Alzati di corsa, preferisci dormire trenta minuti in più e allora alzare le chiappe sergente Juanita: corri a servire a Mezza Pinta una bella merendina pronta impacchettata, con succo di frutta e trionfo di cartoni animati su rai due. Perchè ci puoi anche avere sedicimila canali di satellite, ma la mattina deve essere condivisa con più bambini possibile, con il popolo, (noi siamo il popolo amore): e rai sia. Metto la caffettiera da dieci, su, per me, tanto ci ritorno tutto il giorno – con l’acqua calda, come le zie viziose che non possono appiccicarsi all’idraulico, e allora giù di purghe e di caffè. Mentre il caffè viene su corro al bagno, ho cinque minuti cinque per fare tutto – lavarmi il ciuffo davanti, oppure depilare le gambe, sicuramente strinarmi i denti con quella pastina tedesca al sale.

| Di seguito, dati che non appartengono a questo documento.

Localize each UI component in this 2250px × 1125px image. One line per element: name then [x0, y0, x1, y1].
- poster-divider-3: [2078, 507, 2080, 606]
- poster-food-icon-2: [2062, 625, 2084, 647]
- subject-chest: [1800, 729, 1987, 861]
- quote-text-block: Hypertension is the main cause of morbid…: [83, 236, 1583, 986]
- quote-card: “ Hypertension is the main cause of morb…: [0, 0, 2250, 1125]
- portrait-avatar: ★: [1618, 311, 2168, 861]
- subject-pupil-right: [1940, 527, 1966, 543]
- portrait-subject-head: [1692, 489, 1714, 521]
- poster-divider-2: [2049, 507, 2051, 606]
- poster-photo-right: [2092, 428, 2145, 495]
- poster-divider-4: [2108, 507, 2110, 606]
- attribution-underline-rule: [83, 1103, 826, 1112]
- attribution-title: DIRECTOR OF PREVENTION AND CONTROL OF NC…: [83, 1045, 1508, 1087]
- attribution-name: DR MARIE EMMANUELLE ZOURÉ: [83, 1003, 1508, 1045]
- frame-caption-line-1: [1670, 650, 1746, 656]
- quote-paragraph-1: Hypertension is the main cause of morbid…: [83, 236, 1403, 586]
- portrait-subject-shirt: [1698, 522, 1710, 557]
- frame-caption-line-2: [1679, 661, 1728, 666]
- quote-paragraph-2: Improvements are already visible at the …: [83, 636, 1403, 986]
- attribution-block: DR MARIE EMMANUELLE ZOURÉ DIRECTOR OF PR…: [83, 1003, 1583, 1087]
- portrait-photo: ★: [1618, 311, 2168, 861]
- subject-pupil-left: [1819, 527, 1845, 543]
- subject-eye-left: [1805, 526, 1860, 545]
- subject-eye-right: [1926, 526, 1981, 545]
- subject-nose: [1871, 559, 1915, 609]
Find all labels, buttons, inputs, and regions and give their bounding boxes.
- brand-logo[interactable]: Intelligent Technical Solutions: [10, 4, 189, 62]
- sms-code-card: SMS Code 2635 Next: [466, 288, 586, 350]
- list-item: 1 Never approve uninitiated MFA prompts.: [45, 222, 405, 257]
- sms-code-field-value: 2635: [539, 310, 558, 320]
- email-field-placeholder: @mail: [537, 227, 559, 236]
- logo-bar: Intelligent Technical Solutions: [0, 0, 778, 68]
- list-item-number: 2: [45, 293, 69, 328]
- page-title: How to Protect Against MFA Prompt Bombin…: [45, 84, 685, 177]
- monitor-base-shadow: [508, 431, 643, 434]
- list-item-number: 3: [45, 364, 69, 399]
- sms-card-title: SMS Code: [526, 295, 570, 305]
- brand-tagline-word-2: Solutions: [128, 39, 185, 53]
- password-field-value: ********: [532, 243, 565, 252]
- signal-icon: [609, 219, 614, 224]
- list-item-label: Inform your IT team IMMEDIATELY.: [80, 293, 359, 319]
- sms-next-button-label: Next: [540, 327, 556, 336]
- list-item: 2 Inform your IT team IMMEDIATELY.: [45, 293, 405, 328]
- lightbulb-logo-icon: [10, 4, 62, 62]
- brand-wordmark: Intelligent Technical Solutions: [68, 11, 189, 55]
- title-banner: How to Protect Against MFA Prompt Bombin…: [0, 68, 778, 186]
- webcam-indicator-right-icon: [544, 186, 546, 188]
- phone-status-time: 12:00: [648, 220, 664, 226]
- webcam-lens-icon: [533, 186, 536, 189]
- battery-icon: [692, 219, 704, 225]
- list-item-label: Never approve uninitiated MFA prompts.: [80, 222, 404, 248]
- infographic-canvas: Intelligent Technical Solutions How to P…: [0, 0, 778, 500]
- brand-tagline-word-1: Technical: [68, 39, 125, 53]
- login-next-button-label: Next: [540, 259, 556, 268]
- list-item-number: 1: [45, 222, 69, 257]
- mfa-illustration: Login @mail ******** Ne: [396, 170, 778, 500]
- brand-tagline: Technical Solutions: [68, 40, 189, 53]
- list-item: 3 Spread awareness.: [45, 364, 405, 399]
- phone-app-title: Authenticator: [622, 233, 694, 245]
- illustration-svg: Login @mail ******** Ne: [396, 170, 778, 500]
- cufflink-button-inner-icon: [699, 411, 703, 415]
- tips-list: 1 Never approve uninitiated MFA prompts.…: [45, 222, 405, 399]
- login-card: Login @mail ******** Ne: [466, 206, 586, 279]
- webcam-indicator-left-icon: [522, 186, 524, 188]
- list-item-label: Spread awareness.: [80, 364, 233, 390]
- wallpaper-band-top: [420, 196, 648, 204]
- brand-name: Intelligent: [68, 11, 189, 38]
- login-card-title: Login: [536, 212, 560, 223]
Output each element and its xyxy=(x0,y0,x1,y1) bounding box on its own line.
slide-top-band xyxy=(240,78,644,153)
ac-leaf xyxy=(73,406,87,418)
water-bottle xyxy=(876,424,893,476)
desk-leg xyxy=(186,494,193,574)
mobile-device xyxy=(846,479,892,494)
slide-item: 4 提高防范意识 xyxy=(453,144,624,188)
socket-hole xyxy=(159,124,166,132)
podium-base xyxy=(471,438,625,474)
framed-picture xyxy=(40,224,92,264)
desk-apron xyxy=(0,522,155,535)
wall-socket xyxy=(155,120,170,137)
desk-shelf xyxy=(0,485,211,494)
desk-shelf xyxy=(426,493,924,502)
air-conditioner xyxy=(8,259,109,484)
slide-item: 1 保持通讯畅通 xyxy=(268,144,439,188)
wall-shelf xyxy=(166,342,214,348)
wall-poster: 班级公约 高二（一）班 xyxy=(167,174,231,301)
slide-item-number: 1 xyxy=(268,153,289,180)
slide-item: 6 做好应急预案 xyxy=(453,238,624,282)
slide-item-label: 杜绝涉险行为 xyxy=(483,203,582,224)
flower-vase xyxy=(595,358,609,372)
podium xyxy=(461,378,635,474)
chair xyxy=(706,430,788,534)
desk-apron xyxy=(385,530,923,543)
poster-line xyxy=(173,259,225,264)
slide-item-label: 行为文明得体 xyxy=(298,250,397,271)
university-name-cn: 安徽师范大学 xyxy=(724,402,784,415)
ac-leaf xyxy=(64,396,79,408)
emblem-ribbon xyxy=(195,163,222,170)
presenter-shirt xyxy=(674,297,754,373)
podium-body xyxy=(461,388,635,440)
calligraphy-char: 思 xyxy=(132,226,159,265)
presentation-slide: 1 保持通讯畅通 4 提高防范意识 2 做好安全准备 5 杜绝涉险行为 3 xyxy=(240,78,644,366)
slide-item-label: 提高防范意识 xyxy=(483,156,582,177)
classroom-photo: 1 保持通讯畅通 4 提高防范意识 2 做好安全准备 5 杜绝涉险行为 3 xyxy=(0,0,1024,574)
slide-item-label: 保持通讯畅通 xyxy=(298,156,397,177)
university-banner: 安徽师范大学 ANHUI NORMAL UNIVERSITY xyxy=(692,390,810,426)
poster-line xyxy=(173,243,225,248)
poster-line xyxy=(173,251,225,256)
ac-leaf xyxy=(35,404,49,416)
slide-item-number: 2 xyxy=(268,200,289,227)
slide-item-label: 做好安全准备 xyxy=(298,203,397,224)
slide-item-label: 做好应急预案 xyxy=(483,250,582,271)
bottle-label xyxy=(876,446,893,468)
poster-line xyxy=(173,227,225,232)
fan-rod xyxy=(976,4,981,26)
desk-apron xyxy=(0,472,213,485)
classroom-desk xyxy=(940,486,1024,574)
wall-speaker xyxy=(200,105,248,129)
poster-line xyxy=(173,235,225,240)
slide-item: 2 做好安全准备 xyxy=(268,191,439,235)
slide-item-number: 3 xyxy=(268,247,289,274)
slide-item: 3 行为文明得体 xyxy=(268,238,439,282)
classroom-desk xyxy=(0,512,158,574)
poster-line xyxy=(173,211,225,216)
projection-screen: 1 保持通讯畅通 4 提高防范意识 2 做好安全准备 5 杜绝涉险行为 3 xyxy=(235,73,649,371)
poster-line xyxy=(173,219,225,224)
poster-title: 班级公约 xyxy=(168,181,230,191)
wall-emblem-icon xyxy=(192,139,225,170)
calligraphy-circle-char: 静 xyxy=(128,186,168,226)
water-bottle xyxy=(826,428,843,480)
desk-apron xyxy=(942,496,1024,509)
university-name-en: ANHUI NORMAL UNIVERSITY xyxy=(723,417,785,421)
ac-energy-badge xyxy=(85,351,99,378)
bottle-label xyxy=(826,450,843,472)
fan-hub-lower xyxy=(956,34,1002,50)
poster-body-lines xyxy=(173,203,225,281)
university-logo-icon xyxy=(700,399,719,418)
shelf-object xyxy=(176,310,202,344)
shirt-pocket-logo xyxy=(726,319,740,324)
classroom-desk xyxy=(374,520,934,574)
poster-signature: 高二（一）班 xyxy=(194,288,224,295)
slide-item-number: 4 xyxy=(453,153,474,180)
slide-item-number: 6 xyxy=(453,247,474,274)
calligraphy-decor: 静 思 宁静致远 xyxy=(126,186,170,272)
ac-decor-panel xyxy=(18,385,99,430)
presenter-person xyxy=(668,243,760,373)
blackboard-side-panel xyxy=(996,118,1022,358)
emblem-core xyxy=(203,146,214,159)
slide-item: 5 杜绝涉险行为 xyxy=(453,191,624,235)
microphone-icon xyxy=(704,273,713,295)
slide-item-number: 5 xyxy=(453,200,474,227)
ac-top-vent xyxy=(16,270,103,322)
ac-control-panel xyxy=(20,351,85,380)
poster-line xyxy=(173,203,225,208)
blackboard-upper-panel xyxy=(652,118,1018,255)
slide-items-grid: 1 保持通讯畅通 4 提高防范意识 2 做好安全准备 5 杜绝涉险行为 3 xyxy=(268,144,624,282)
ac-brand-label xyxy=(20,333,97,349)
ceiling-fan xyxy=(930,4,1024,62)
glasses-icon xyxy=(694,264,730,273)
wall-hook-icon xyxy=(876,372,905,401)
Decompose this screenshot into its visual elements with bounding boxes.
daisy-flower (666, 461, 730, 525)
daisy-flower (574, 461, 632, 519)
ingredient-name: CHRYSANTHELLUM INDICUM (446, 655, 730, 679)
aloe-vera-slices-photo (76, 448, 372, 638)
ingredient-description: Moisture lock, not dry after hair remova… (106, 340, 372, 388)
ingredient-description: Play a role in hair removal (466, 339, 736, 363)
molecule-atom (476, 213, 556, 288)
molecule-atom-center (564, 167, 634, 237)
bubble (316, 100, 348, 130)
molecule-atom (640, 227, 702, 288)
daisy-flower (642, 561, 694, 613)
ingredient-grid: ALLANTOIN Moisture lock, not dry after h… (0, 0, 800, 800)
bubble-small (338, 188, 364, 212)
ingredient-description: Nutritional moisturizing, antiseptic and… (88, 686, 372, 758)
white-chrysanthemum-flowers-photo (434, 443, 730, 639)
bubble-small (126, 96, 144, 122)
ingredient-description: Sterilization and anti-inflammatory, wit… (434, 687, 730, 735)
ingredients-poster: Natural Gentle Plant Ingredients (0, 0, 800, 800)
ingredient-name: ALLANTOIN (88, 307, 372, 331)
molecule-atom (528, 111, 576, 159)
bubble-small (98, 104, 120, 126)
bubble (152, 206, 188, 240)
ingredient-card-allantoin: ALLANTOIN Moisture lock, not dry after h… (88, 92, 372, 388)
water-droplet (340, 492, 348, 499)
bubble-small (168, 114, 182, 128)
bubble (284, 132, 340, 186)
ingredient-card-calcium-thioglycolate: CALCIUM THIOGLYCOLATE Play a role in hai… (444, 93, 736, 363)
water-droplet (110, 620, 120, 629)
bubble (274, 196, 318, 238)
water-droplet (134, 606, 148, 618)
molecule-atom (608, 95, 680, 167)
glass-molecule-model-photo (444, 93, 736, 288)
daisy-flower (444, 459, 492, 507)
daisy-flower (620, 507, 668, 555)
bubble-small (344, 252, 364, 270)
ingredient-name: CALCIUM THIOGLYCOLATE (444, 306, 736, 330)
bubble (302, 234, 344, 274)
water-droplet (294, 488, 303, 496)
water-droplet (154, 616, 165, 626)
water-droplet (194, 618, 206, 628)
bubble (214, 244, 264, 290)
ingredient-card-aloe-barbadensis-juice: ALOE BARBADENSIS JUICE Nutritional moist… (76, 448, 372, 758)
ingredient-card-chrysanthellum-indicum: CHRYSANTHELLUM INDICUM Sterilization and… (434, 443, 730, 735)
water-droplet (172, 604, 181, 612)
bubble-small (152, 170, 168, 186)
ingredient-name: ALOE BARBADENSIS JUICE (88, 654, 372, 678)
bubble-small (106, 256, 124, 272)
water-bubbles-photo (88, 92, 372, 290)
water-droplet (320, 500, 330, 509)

Espletato il dovere estetico torno a vedere che Mezza Pinta non sia affogata in seguito a briciola perchè io temo le disgrazie casalinghe più di ogni altra cosa. No, è salva per ora. Corro al bagno, il caffè è uscito dalla macchina e ha distrutto la stufa da un milione di dollari, assolutamente sprecata nelle mie mani. Ieri sera ho bollito i fagiolini. Alzo lo schermo del mac, un amore nato ai tempi in cui l’iPhone stramaledetto non esisteva: facebook, poi wordpress, poi il times, poi l’ansa, e il Times, certo, mi piacciono le figure e la grafica. Messaggino all’Inglese, sempre il solito da anni, “buongiorno, dovunque tu sia, ricordati di riportare a casa tutti i vestiti”. Mi risponde sempre buongiorno scemina. Sì, ridi ridi. Ci sono già passata, sai? Sono la donna più cornuta d’Italia, io. Che fatica fidarsi di nuovo, ma che ci posso fare, il controllo non mi appartiene. Insomma, cerca di farmi meno male possibile.
L’Inglese mi ha fatto arrabbiare come una scimmia ieri sera, questa storia della scuola per pargoli esclusivi mi sta facendo cascare i capelli, sognare draghi, venire le rughe. Non voglio che cresca insieme a quei depravati che fanno il Natale alle Maldive coi genitori, con le ghirlande di fiori. Quelli che vanno a cavallo, le bambine di quattordici anni già predisposte per certe cose perchè hanno il fisico e la camicetta bianca. E poi tutti quei soldi, che potrebbero andare in vino. Devo andare in inter-rail con B, gliel’ho promesso, a trovare tutti gli amici: come faccio se dobbiamo spendere quelle cifre.
Oggi è un giorno importante, perchè sono viva e non mi fa male il collo, devo levarmi i pensieri nefasti dalla testa – la scuola per bambini chic, l’Inghilterra, le pulizie da fare dopo che torno da lavoro, le assicurazioni, il business rallentato rispetto all’anno scorso. Devo mettere una canzone di speranza e correre, perchè sono in ritardo – daltronde la mattina trenta minuti in più nel letto, con il caldo che è una carezza, con il freddo “là fuori”. Devo indossare il vestito della gioia, e ascoltare Into the wild, per ricordarmi che c’è sempre una via di fuga che mi somiglia.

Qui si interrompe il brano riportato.